Но весь быт, навыки, — все — от земли, от черно-дымящейся пашни, степной и бескрайной.

Прокофий привез из Туретчины турчанку. Затосковалась.

«Прокофий вечерами, когда вянут зори, на руках носил жену до татарского ажник кургана. Сажал там на макушке кургана, спиной к источенному столетиями ноздреватому камню, садился с ней рядом, и так подолгу глядели они в степь. Глядели до тех пор, пока истухала заря, а потом Прокофий кутал жену в зипун и на руках относил домой…» («Октябрь», 1928, кн. 1-я).

Не думайте, здесь и не пахнет сентиментальностью: казаки грубы, насмешливы, темны, подчас дики, — и турчанку Прокофия затоптали коваными сапогами, как ведьму.

«Тонкий вскрик просверлил рев голосов. Прокофий раскидал шестерых казаков и, вломившись в горницу, сорвал со стены шашку. Давя друг друга, казаки шарахнулись из сенцев. Пластая над головой мерцающий визг шашки, Прокофий сбежал с крыльца. Толпа дрогнула и рассыпалась по двору.

У амбара Прокофий настиг тяжелого в беге батарейца Люшню и сзади с левого плеча наискось развалил его до пояса. Казаки, ломавшие колья с плетня, сыпанули через гумно в степь…».

Да, темны и дики, — и внезапно и неожиданно вдруг прощупываете вместе с Шолоховым чудесное сердце, чудесное сердце в загрубелой казачьей груди. Естественно, просто открывается человечье сердце, как естественно растет трава в степи.

Яркий, своеобразный, играющий всеми цветами язык, как радужно играющее на солнце перламутровое крылышко кузнечика, степного музыканта. Подлинный живой язык степного народа, пронизанный веселой, хитроватой ухмылкой, которой всегда искрится казачья речь. Какими дохлыми кажутся наши комнатные скучные словотворцы, — будь им легка земля…
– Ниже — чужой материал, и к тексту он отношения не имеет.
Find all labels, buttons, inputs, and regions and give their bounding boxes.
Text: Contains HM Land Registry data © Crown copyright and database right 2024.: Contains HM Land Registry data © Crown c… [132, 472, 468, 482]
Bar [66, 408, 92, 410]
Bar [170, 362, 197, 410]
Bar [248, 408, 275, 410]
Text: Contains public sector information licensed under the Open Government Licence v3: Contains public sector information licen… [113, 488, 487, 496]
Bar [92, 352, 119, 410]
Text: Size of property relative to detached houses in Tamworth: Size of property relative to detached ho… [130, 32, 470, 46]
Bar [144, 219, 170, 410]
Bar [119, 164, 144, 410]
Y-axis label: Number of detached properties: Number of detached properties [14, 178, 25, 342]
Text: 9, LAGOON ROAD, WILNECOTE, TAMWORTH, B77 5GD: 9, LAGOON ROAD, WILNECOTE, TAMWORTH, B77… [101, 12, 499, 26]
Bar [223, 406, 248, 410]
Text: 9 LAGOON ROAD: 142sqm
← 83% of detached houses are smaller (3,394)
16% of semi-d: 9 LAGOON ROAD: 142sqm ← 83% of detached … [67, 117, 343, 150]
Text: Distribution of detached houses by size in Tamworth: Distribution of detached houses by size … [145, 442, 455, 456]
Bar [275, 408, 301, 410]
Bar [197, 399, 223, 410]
Рискованные у других писателей, те же самые сцены у Шолохова правдивы и не вызывающи. Он называет вещи их именами, но рассказ сдержанно целомудрен. Здоровое и крепкое сидит в молодом писателе. На громадном протяжении сорока листов автор показывает быт казаков, службу, войну, революцию.

Нигде, ни в одном месте Шолохов не сказал: класс, классовая борьба. Но как у очень крупных писателей, незримо в самой ткани рассказа, в обрисовке людей, в сцеплении событий это классовое расслоение все больше вырастает, все больше ощущается, по мере того как развертывается грандиозная эпоха.